The Fabric of my Family
For some years, until David was in junior high and basketball began to interfere with vacations, we often spent a week or so at Terry's parents' cabin in Ruidoso, NM, during the summer. When I say cabin, I mean one that was built during the Depression by an uncle who needed a place to live. One that has no running water. I loved it. Coal Miner's Daughter, Amish, are my preferred way of life. Or so I tell myself until something shiny catches my eye on Ebay.
A real honest-to-goodness log cabin. Side view. Terry and me by the front door on the right.
Looking at old pictures, I'm always struck by the clear remembrance of textures. The first thing that comes to mind when I look at an old picture, even some from fifty years ago, is how the different items felt to the touch.
Occasionally, we left the relative safety of the cabin and camped, in an old Army tent, on Monjeau (a mountain). This picture doesn't make clear how terrified I was all that night with nothing between us and a serial killer but a thick, musty-smelling, army drab colored tent. And, Terry's .45 which he carried tucked in his pants.
I'd just read A Stranger Beside Me by Ann Rule - about Ted Bundy - and the most innocuous hiker seemed like a psychopath ready to make us headline news.

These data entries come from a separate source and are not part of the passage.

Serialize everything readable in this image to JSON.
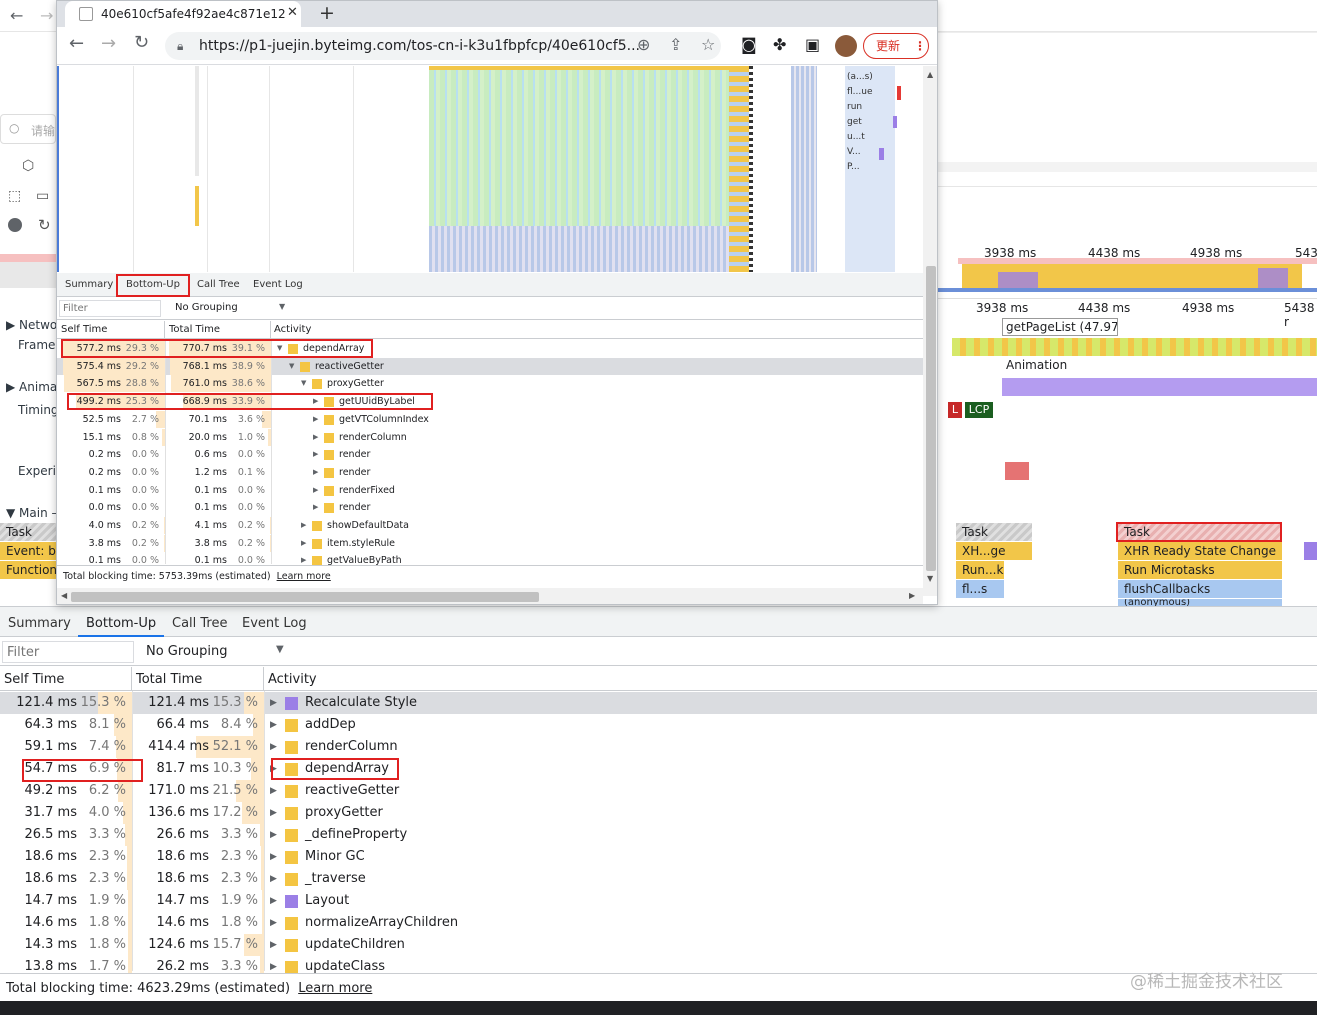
{
  "popup": {
    "tab_title": "40e610cf5afe4f92ae4c871e12",
    "url": "https://p1-juejin.byteimg.com/tos-cn-i-k3u1fbpfcp/40e610cf5...",
    "update_button": "更新",
    "flame_labels": [
      "(a...s)",
      "fl...ue",
      "run",
      "get",
      "u...t",
      "V...",
      "P..."
    ],
    "tabs": [
      "Summary",
      "Bottom-Up",
      "Call Tree",
      "Event Log"
    ],
    "filter_placeholder": "Filter",
    "grouping": "No Grouping",
    "columns": [
      "Self Time",
      "Total Time",
      "Activity"
    ],
    "rows": [
      {
        "self_ms": "577.2 ms",
        "self_pct": "29.3 %",
        "total_ms": "770.7 ms",
        "total_pct": "39.1 %",
        "activity": "dependArray",
        "indent": 0,
        "expanded": true
      },
      {
        "self_ms": "575.4 ms",
        "self_pct": "29.2 %",
        "total_ms": "768.1 ms",
        "total_pct": "38.9 %",
        "activity": "reactiveGetter",
        "indent": 1,
        "expanded": true,
        "selected": true
      },
      {
        "self_ms": "567.5 ms",
        "self_pct": "28.8 %",
        "total_ms": "761.0 ms",
        "total_pct": "38.6 %",
        "activity": "proxyGetter",
        "indent": 2,
        "expanded": true
      },
      {
        "self_ms": "499.2 ms",
        "self_pct": "25.3 %",
        "total_ms": "668.9 ms",
        "total_pct": "33.9 %",
        "activity": "getUUidByLabel",
        "indent": 3
      },
      {
        "self_ms": "52.5 ms",
        "self_pct": "2.7 %",
        "total_ms": "70.1 ms",
        "total_pct": "3.6 %",
        "activity": "getVTColumnIndex",
        "indent": 3
      },
      {
        "self_ms": "15.1 ms",
        "self_pct": "0.8 %",
        "total_ms": "20.0 ms",
        "total_pct": "1.0 %",
        "activity": "renderColumn",
        "indent": 3
      },
      {
        "self_ms": "0.2 ms",
        "self_pct": "0.0 %",
        "total_ms": "0.6 ms",
        "total_pct": "0.0 %",
        "activity": "render",
        "indent": 3
      },
      {
        "self_ms": "0.2 ms",
        "self_pct": "0.0 %",
        "total_ms": "1.2 ms",
        "total_pct": "0.1 %",
        "activity": "render",
        "indent": 3
      },
      {
        "self_ms": "0.1 ms",
        "self_pct": "0.0 %",
        "total_ms": "0.1 ms",
        "total_pct": "0.0 %",
        "activity": "renderFixed",
        "indent": 3
      },
      {
        "self_ms": "0.0 ms",
        "self_pct": "0.0 %",
        "total_ms": "0.1 ms",
        "total_pct": "0.0 %",
        "activity": "render",
        "indent": 3
      },
      {
        "self_ms": "4.0 ms",
        "self_pct": "0.2 %",
        "total_ms": "4.1 ms",
        "total_pct": "0.2 %",
        "activity": "showDefaultData",
        "indent": 2
      },
      {
        "self_ms": "3.8 ms",
        "self_pct": "0.2 %",
        "total_ms": "3.8 ms",
        "total_pct": "0.2 %",
        "activity": "item.styleRule",
        "indent": 2
      },
      {
        "self_ms": "0.1 ms",
        "self_pct": "0.0 %",
        "total_ms": "0.1 ms",
        "total_pct": "0.0 %",
        "activity": "getValueByPath",
        "indent": 2
      }
    ],
    "footer": "Total blocking time: 5753.39ms (estimated)",
    "learn_more": "Learn more"
  },
  "background": {
    "search_placeholder": "请输",
    "left_labels": [
      "Network",
      "Frames",
      "Animat",
      "Timing",
      "Experie",
      "Main —"
    ],
    "ruler_top": [
      "3938 ms",
      "4438 ms",
      "4938 ms",
      "543"
    ],
    "ruler_bottom": [
      "3938 ms",
      "4438 ms",
      "4938 ms",
      "5438 r"
    ],
    "frame_tooltip": "getPageList (47.97...",
    "animation_label": "Animation",
    "lcp_badge": "LCP",
    "l_badge": "L",
    "left_track_labels": [
      "Task",
      "Event: be",
      "Function"
    ],
    "main_blocks": [
      "Task",
      "XH...ge",
      "Run...ks",
      "fl...s",
      "Task",
      "XHR Ready State Change",
      "Run Microtasks",
      "flushCallbacks",
      "(anonymous)"
    ]
  },
  "bottom": {
    "tabs": [
      "Summary",
      "Bottom-Up",
      "Call Tree",
      "Event Log"
    ],
    "filter_placeholder": "Filter",
    "grouping": "No Grouping",
    "columns": [
      "Self Time",
      "Total Time",
      "Activity"
    ],
    "rows": [
      {
        "self_ms": "121.4 ms",
        "self_pct": "15.3 %",
        "total_ms": "121.4 ms",
        "total_pct": "15.3 %",
        "activity": "Recalculate Style",
        "color": "#9b7fe6",
        "selected": true
      },
      {
        "self_ms": "64.3 ms",
        "self_pct": "8.1 %",
        "total_ms": "66.4 ms",
        "total_pct": "8.4 %",
        "activity": "addDep",
        "color": "#f4c542"
      },
      {
        "self_ms": "59.1 ms",
        "self_pct": "7.4 %",
        "total_ms": "414.4 ms",
        "total_pct": "52.1 %",
        "activity": "renderColumn",
        "color": "#f4c542"
      },
      {
        "self_ms": "54.7 ms",
        "self_pct": "6.9 %",
        "total_ms": "81.7 ms",
        "total_pct": "10.3 %",
        "activity": "dependArray",
        "color": "#f4c542"
      },
      {
        "self_ms": "49.2 ms",
        "self_pct": "6.2 %",
        "total_ms": "171.0 ms",
        "total_pct": "21.5 %",
        "activity": "reactiveGetter",
        "color": "#f4c542"
      },
      {
        "self_ms": "31.7 ms",
        "self_pct": "4.0 %",
        "total_ms": "136.6 ms",
        "total_pct": "17.2 %",
        "activity": "proxyGetter",
        "color": "#f4c542"
      },
      {
        "self_ms": "26.5 ms",
        "self_pct": "3.3 %",
        "total_ms": "26.6 ms",
        "total_pct": "3.3 %",
        "activity": "_defineProperty",
        "color": "#f4c542"
      },
      {
        "self_ms": "18.6 ms",
        "self_pct": "2.3 %",
        "total_ms": "18.6 ms",
        "total_pct": "2.3 %",
        "activity": "Minor GC",
        "color": "#f4c542"
      },
      {
        "self_ms": "18.6 ms",
        "self_pct": "2.3 %",
        "total_ms": "18.6 ms",
        "total_pct": "2.3 %",
        "activity": "_traverse",
        "color": "#f4c542"
      },
      {
        "self_ms": "14.7 ms",
        "self_pct": "1.9 %",
        "total_ms": "14.7 ms",
        "total_pct": "1.9 %",
        "activity": "Layout",
        "color": "#9b7fe6"
      },
      {
        "self_ms": "14.6 ms",
        "self_pct": "1.8 %",
        "total_ms": "14.6 ms",
        "total_pct": "1.8 %",
        "activity": "normalizeArrayChildren",
        "color": "#f4c542"
      },
      {
        "self_ms": "14.3 ms",
        "self_pct": "1.8 %",
        "total_ms": "124.6 ms",
        "total_pct": "15.7 %",
        "activity": "updateChildren",
        "color": "#f4c542"
      },
      {
        "self_ms": "13.8 ms",
        "self_pct": "1.7 %",
        "total_ms": "26.2 ms",
        "total_pct": "3.3 %",
        "activity": "updateClass",
        "color": "#f4c542"
      }
    ],
    "footer": "Total blocking time: 4623.29ms (estimated)",
    "learn_more": "Learn more"
  },
  "watermark": "@稀土掘金技术社区"
}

On this day, Micah and Terry climbed a huge outcropping of rocks with a dangerous drop and a spectacular view. We normally did, too, but that year David and I stayed with our dog, Buster, at the bottom. Terry took a picture of Micah standing with her head thrown back, eyes closed and arms spread wide. She wrote a story about that day for a 4th or 5th grade assignment that Fall in which she poured all the feelings, that are evident on her face, onto the page. I was going to add it to the blog, but pulled it out of a scrapbook and discovered it's six pages long. It ends with "My dad and I stood up and together, hand in hand, and began the steep decline down The Rock. I will never forget that wonderful moment." and her teacher's comment, "This is a masterful narrative, Micah. What a wonderful talent you have!! A+ 100"
The Monk and Big Bunny, behind us on the bottom bunk, make frequent appearances in vacation pictures. Travel light, we don't.
Some of my favorite memories of Ruidoso, and of my children's childhood, in general, are of reading aloud to Terry and the kids at night. There's a Texas Library Assoc. list of recommended school age books called the Texas Bluebonnet Award list- they're all so great - though, sometimes, I thought, maybe kind of heavy and thought-provoking for children. We read them anyway. So good! Oh, that reminds me of how much I loved school book fairs! I wonder if elementary schools still have book fairs. And, when I was in elementary school myself, how much I loved the Scholastic book order. Makes my heart pound just to think of it!
For Ruidoso, I chose titles like Summer of the Monkeys by Wilson Rawls and Sign of the Beaver by Elizabeth George Speare, that fit the setting. My reading aloud skills have disintegrated with disuse, but I used to be pretty good according to my audience.
This is David on what may've been his first trip to the cabin. One of my favorite pictures of him - with his DD towel. It was monogrammed with D's, the set a wedding gift, and David eventually pulled all the monogram threads out, leaving a rough, knobby section of material. I still have that towel. Terry's parents were with us as evidenced by the dominoes on the table, an interrupted game of the West Texas staple, "Forty-Two." I love the simple furniture in the cabin. Straight out of the 40's or 50's, I'd guess.
Micah, wearing the sweatshirt David is wearing in the picture, above, of him holding his towel (he called it a "tadder") in the kitchen. We're sitting by Eagle Creek which is, I think, my favorite place to hike in Ruidoso. That water is icy cold and the kids always stripped down to their underwear and played in it and loved for Terry to hold them upside down and dunk their heads in it.
A good friend from Norfolk visited me in San Francisco after I first got married. At first, really, the main thing we had in common was that we'd shared a boyfriend, off and on. But, we began to correspond after I moved away and became good friends and she came to stay with me. In fact, she visited twice, the second time drove with us to Lubbock when we moved there from SF. Anyway, she and I both bought the shirt I'm wearing in the above - me in red and her in blue - in SF. It was the best shirt I've ever owned. We recently got back in touch (through fb, naturally) and both talked about how soft and comfortable it was.
David, a picnic, a book, Oreos, and velour. I still have his little tennis shoes, too, with holes in the toes from pushing himself and stopping himself on a little riding toy back home.
Monjeau lookout. Don't judge me for that fanny pack. I wish those things weren't pariahs now. I'd love to wear one in Paris. So handy.
Micah wearing more of David's hand-me-downs on the same Oreo picnic... Though it's not my favorite very baby picture of her, it's one of my favorites of us together. Easy to see why.